The acquisition will bring Nvidia technology "to a vast network and a vast ecosystem of Arm partners, so that we can help them with accelerated computing so that we can bring AI computing to this ecosystem," Huang said.

The Arm ecosystem is vendor neutral, according to Arm, and how this acquisition will actually affect that ecosystem remains to be seen, said Peter Rutten, research director of infrastructure systems, platforms and technologies at IDC.

"If it ends up impacting the current Arm licensees for data center chips negatively, then a lot of energy will dissipate from the ecosystem, and Nvidia will then end up having to shoulder it mostly alone," he said. "The meat of the deal is giving Nvidia control over a huge portion of the CPU market, especially mobile phones and other devices."

That's where Nvidia will execute a lot of the AI, Rutten said.

"NVIDIA can design and license Arm cores more geared toward AI. It can build more efficient Arm-GPU combinations for data centers, and it can build Arm-GPU combinations for supercomputers," he noted.

Even so, Pelz-Sharpe added that Nvidia will also benefit enormously from Arm's Cambridge location and its access to leading data science experts.

"The two firms together could make the leading [AI] research facility in the world," Pelz-Sharpe said.

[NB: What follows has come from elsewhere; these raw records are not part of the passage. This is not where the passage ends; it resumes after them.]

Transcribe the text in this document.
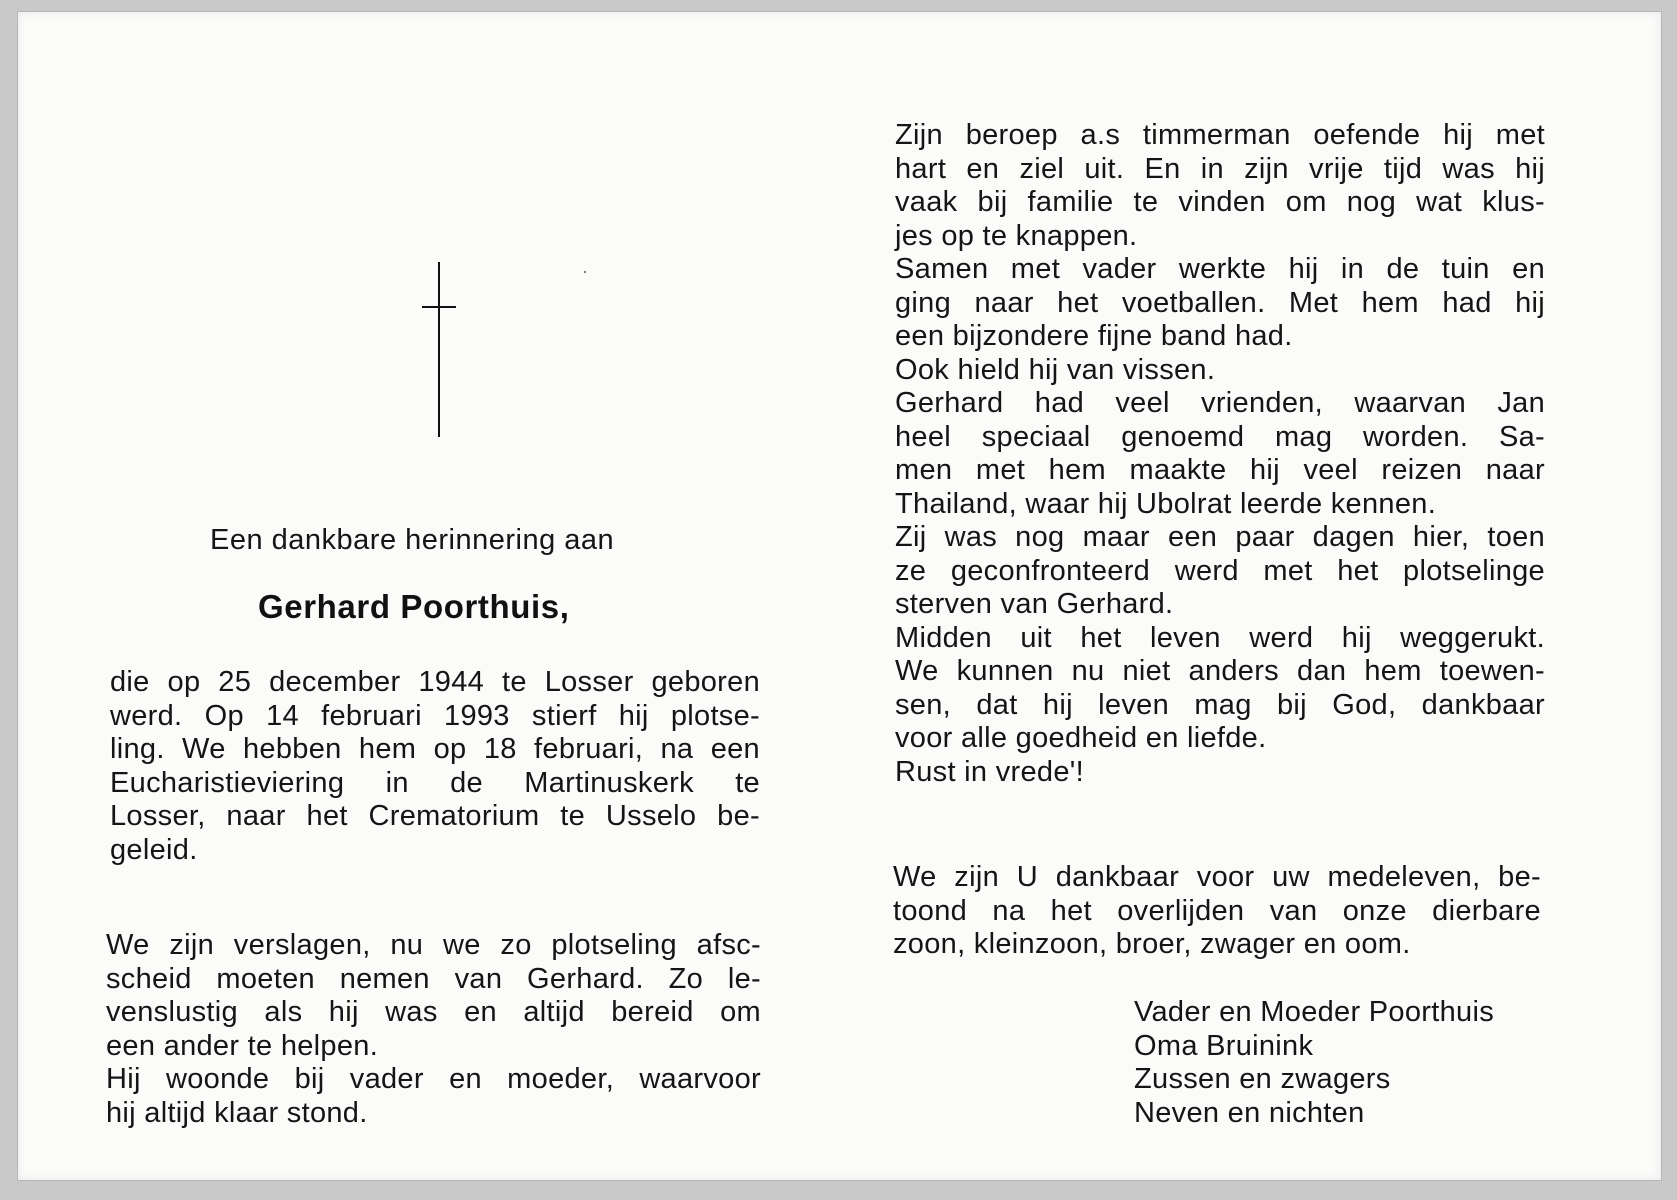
Een dankbare herinnering aan
Gerhard Poorthuis,
die op 25 december 1944 te Losser geboren
werd. Op 14 februari 1993 stierf hij plotse-
ling. We hebben hem op 18 februari, na een
Eucharistieviering in de Martinuskerk te
Losser, naar het Crematorium te Usselo be-
geleid.
We zijn verslagen, nu we zo plotseling afsc-
scheid moeten nemen van Gerhard. Zo le-
venslustig als hij was en altijd bereid om
een ander te helpen.
Hij woonde bij vader en moeder, waarvoor
hij altijd klaar stond.
Zijn beroep a.s timmerman oefende hij met
hart en ziel uit. En in zijn vrije tijd was hij
vaak bij familie te vinden om nog wat klus-
jes op te knappen.
Samen met vader werkte hij in de tuin en
ging naar het voetballen. Met hem had hij
een bijzondere fijne band had.
Ook hield hij van vissen.
Gerhard had veel vrienden, waarvan Jan
heel speciaal genoemd mag worden. Sa-
men met hem maakte hij veel reizen naar
Thailand, waar hij Ubolrat leerde kennen.
Zij was nog maar een paar dagen hier, toen
ze geconfronteerd werd met het plotselinge
sterven van Gerhard.
Midden uit het leven werd hij weggerukt.
We kunnen nu niet anders dan hem toewen-
sen, dat hij leven mag bij God, dankbaar
voor alle goedheid en liefde.
Rust in vrede'!
We zijn U dankbaar voor uw medeleven, be-
toond na het overlijden van onze dierbare
zoon, kleinzoon, broer, zwager en oom.
Vader en Moeder Poorthuis
Oma Bruinink
Zussen en zwagers
Neven en nichten
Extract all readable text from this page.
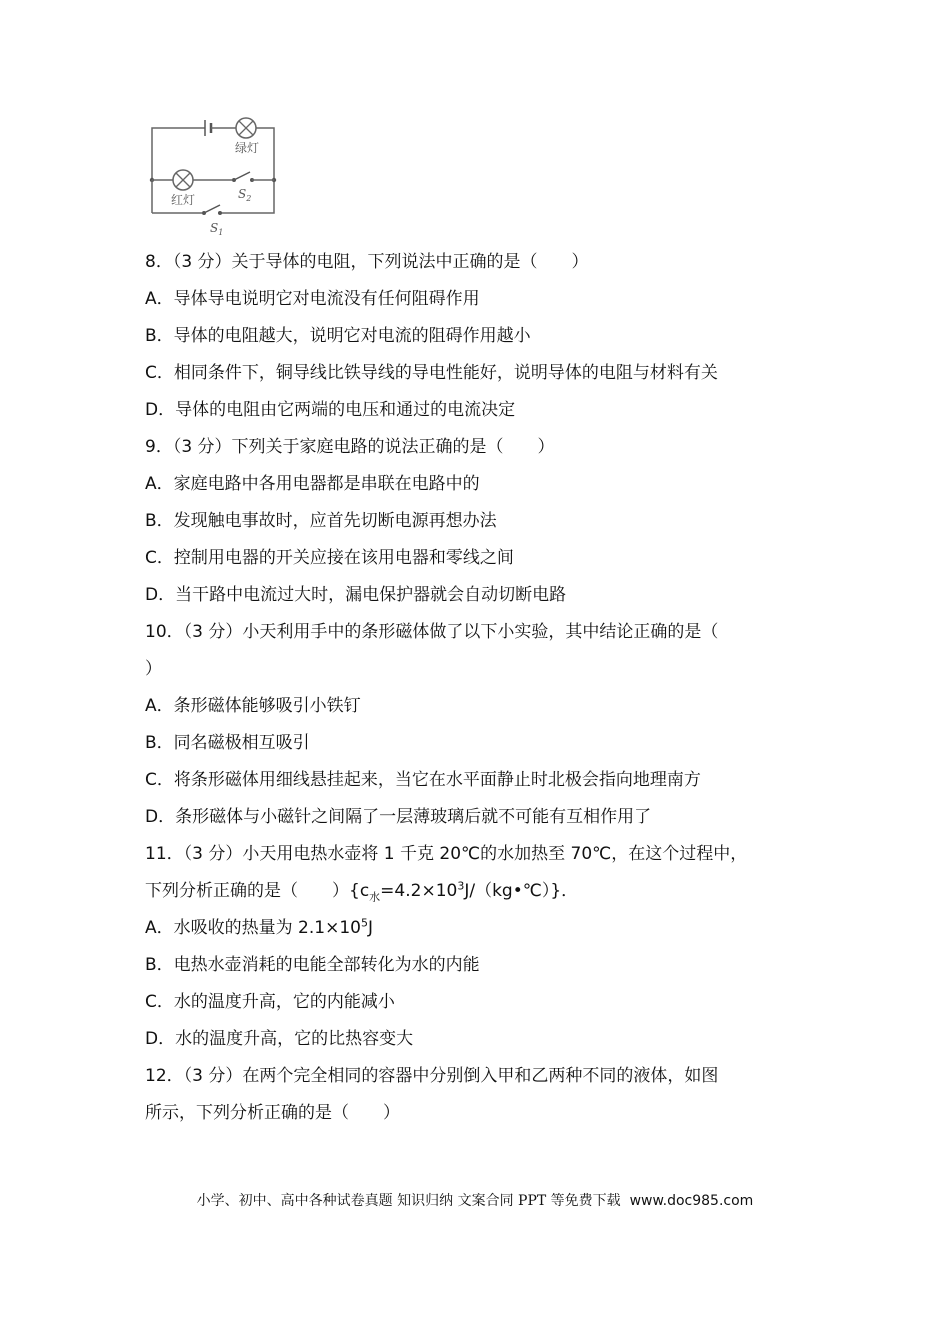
绿灯
红灯	$S_2$
$S_1$
8．（3 分）关于导体的电阻，下列说法中正确的是（　　）
A．导体导电说明它对电流没有任何阻碍作用
B．导体的电阻越大，说明它对电流的阻碍作用越小
C．相同条件下，铜导线比铁导线的导电性能好，说明导体的电阻与材料有关
D．导体的电阻由它两端的电压和通过的电流决定
9．（3 分）下列关于家庭电路的说法正确的是（　　）
A．家庭电路中各用电器都是串联在电路中的
B．发现触电事故时，应首先切断电源再想办法
C．控制用电器的开关应接在该用电器和零线之间
D．当干路中电流过大时，漏电保护器就会自动切断电路
10．（3 分）小天利用手中的条形磁体做了以下小实验，其中结论正确的是（
）
A．条形磁体能够吸引小铁钉
B．同名磁极相互吸引
C．将条形磁体用细线悬挂起来，当它在水平面静止时北极会指向地理南方
D．条形磁体与小磁针之间隔了一层薄玻璃后就不可能有互相作用了
11．（3 分）小天用电热水壶将 1 千克 20℃的水加热至 70℃，在这个过程中，
下列分析正确的是（　　）$\{c_水=4.2\times 10^3J/(kg•℃)\}$．
A．水吸收的热量为 $2.1\times 10^5J$
B．电热水壶消耗的电能全部转化为水的内能
C．水的温度升高，它的内能减小
D．水的温度升高，它的比热容变大
12．（3 分）在两个完全相同的容器中分别倒入甲和乙两种不同的液体，如图
所示，下列分析正确的是（　　）
小学、初中、高中各种试卷真题 知识归纳 文案合同 PPT 等免费下载 www.doc985.com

Arm CEO Simon Segars referred to the quickly changing technology landscape during the media and analyst call.

"AI really does represent a new frontier that will require new solutions, new technologies, new software, new hardware," he said.

Meanwhile, in an unpredictable development stemming from the perception that a U.S. takeover of a major U.K. company is an affront to British national pride and economic autonomy, an Arm co-founder, Hermann Hauser, launched a campaign to keep Arm independent.